Come quando Alfredo Sivocci, ds dell'Atala, va da Vito Taccone e gli dice che quel giorno si fa corsa per Armando Casodi e che lui deve imparare ancora a correre, che è al primo anno tra i professionisti, che mica è roba per lui una Classica del genere. E Vito si mette davanti ad Armando. Casodi però sul Ghisallo si ritira e Taccone non trova nient'altro di meglio da fare che seguire Imerio Massignan e Renzo Fontona volare sul Muro di Sormano. E così, finita la discesa, Sivocci sul lungo lago lo avvicina, gli dice di non deluderlo e lui un po' per stanchezza, un po' per ansia da prestazione si fa prendere dai crampi. Sivocci lo minaccia agitando un tubolare o forse qualcos'altro e Vito i crampi se li fa passare, recupera Massignan e Fontona, li stacca e a Como, quel 21 ottobre 1961 vince da solo. Per un secondo, ma da solo.

 

Come quando Bruno Landi si ritrova tra gli undici buoni per giocarsi la corsa, ma quando guarda i dieci che ha affianco capisce di non avere una sola possibilità di farcela.
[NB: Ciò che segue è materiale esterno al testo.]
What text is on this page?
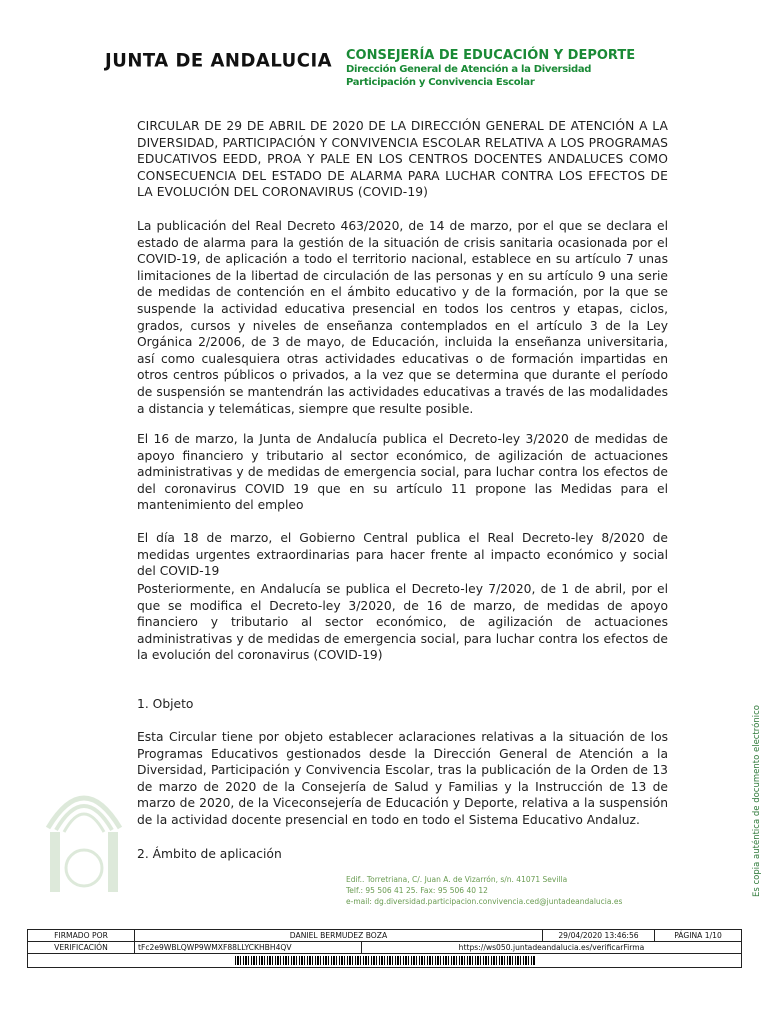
JUNTA DE ANDALUCIA CONSEJERÍA DE EDUCACIÓN Y DEPORTE
Dirección General de Atención a la Diversidad
Participación y Convivencia Escolar
CIRCULAR DE 29 DE ABRIL DE 2020 DE LA DIRECCIÓN GENERAL DE ATENCIÓN A LA DIVERSIDAD, PARTICIPACIÓN Y CONVIVENCIA ESCOLAR RELATIVA A LOS PROGRAMAS EDUCATIVOS EEDD, PROA Y PALE EN LOS CENTROS DOCENTES ANDALUCES COMO CONSECUENCIA DEL ESTADO DE ALARMA PARA LUCHAR CONTRA LOS EFECTOS DE LA EVOLUCIÓN DEL CORONAVIRUS (COVID-19)
La publicación del Real Decreto 463/2020, de 14 de marzo, por el que se declara el estado de alarma para la gestión de la situación de crisis sanitaria ocasionada por el COVID-19, de aplicación a todo el territorio nacional, establece en su artículo 7 unas limitaciones de la libertad de circulación de las personas y en su artículo 9 una serie de medidas de contención en el ámbito educativo y de la formación, por la que se suspende la actividad educativa presencial en todos los centros y etapas, ciclos, grados, cursos y niveles de enseñanza contemplados en el artículo 3 de la Ley Orgánica 2/2006, de 3 de mayo, de Educación, incluida la enseñanza universitaria, así como cualesquiera otras actividades educativas o de formación impartidas en otros centros públicos o privados, a la vez que se determina que durante el período de suspensión se mantendrán las actividades educativas a través de las modalidades a distancia y telemáticas, siempre que resulte posible.
El 16 de marzo, la Junta de Andalucía publica el Decreto-ley 3/2020 de medidas de apoyo financiero y tributario al sector económico, de agilización de actuaciones administrativas y de medidas de emergencia social, para luchar contra los efectos de del coronavirus COVID 19 que en su artículo 11 propone las Medidas para el mantenimiento del empleo
El día 18 de marzo, el Gobierno Central publica el Real Decreto-ley 8/2020 de medidas urgentes extraordinarias para hacer frente al impacto económico y social del COVID-19
Posteriormente, en Andalucía se publica el Decreto-ley 7/2020, de 1 de abril, por el que se modifica el Decreto-ley 3/2020, de 16 de marzo, de medidas de apoyo financiero y tributario al sector económico, de agilización de actuaciones administrativas y de medidas de emergencia social, para luchar contra los efectos de la evolución del coronavirus (COVID-19)
1. Objeto
Esta Circular tiene por objeto establecer aclaraciones relativas a la situación de los Programas Educativos gestionados desde la Dirección General de Atención a la Diversidad, Participación y Convivencia Escolar, tras la publicación de la Orden de 13 de marzo de 2020 de la Consejería de Salud y Familias y la Instrucción de 13 de marzo de 2020, de la Viceconsejería de Educación y Deporte, relativa a la suspensión de la actividad docente presencial en todo en todo el Sistema Educativo Andaluz.
2. Ámbito de aplicación
Edif.. Torretriana, C/. Juan A. de Vizarrón, s/n. 41071 Sevilla
Telf.: 95 506 41 25. Fax: 95 506 40 12
e-mail: dg.diversidad.participacion.convivencia.ced@juntadeandalucia.es
Es copia auténtica de documento electrónico
FIRMADO POR	DANIEL BERMUDEZ BOZA		29/04/2020 13:46:56	PÁGINA 1/10
VERIFICACIÓN	tFc2e9WBLQWP9WMXF88LLYCKHBH4QV	https://ws050.juntadeandalucia.es/verificarFirma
O meglio una ci sarebbe: tutti gli altri giù per terra. Perché con gente come Magni, Ockers, Fornara, Molineris e Conterno c'è poco da sperare, soprattutto per uno che fa il gregario ed è per giunta al primo anno tra i grandi. Gli altri vanno forte, fortissimo, e lui è appeso alle loro ruote sperando nel miracolo. Che avviene. Perché a una trentina di chilometri dall'arrivo un vigile che doveva segnalare il percorso si distrae, la macchina della giuria sbaglia strada e lui è il primo ad accorgersene. Per una trentina di chilometri pedala come un ossesso e la Milano del 25 ottobre 1953 se la ricorderà per sempre: primo.

 

Come quando a Monza, al mattino del 19 ottobre 1991, Sean Kelly si presenta alla partenza con una faccia lunga e scura che non sembrava nemmeno lui, quasi si fosse in un attimo convinto che i giornalisti che lo davano finito da tempo avessero davvero ragione. Pedala due chilometri e già si stacca, lo riportano dentro a fatica e lui dice che vuole ritirarsi. Sullo strappo di Galbiate si ristacca e lo riportano ancora in gruppo a fatica e lui ripete di volersi ritirare. Sul SuperGhisallo perde le ruote dei migliori nuovamente, ma nessuno lo aspetta. E lui allora si arrabbia, quasi fosse lesa maestà, recupera i primi e in discesa è davanti a tutti assieme a Rezze, Cornillet, Sorensen, Ballerini e Volpi alle spalle di Gayant partito in salita. Sul Lissolo segue proprio il francese e con lui si invola verso il traguardo, prima di batterlo sotto lo striscione d'arrivo. Prima di dire: “Era l'ultima occasione per far vedere che non sono un ex corridore. È andata bene. Adesso vediamo se proseguire o no”. Proseguirà e in primavera vincerà la Milano-Sanremo.

 

 

Perché ogni anno è sempre così. Il Giro di Lombardia è l'ultima occasione dell'anno, l'ultima Classica da provare a vincere, l'ultima corsa per provare a rimediare ciò che non è andato. È ultimo esame, ultimo saluto a tanti, ultima impresa se altre già sono state fatte. È ultimatum e ultima spiaggia.

 

Perché ogni anno è sempre così. Il Giro di Lombardia è anche teatro, un proscenio meraviglioso dove provare a portare in scena un nuovo spettacolo. È un crinale tra il vecchio e il nuovo, tra il già visto e l'ignoto, tra maschere già conosciute e arrembanti comparse che sognano di diventare primattori.

 

Perché ogni anno è sempre così. Il Giro di Lombardia è un addio e una speranza, è un cerchio che si chiude per poi riaprirsi sempre e dal quale non si sa mai cosa esca. Come fosse un cappello di mago, una magia di bicicletta. È la corsa delle foglie morte, indispensabile concime per quelle che verranno. È un'ambizione lacustre, che prende forma ascensionale.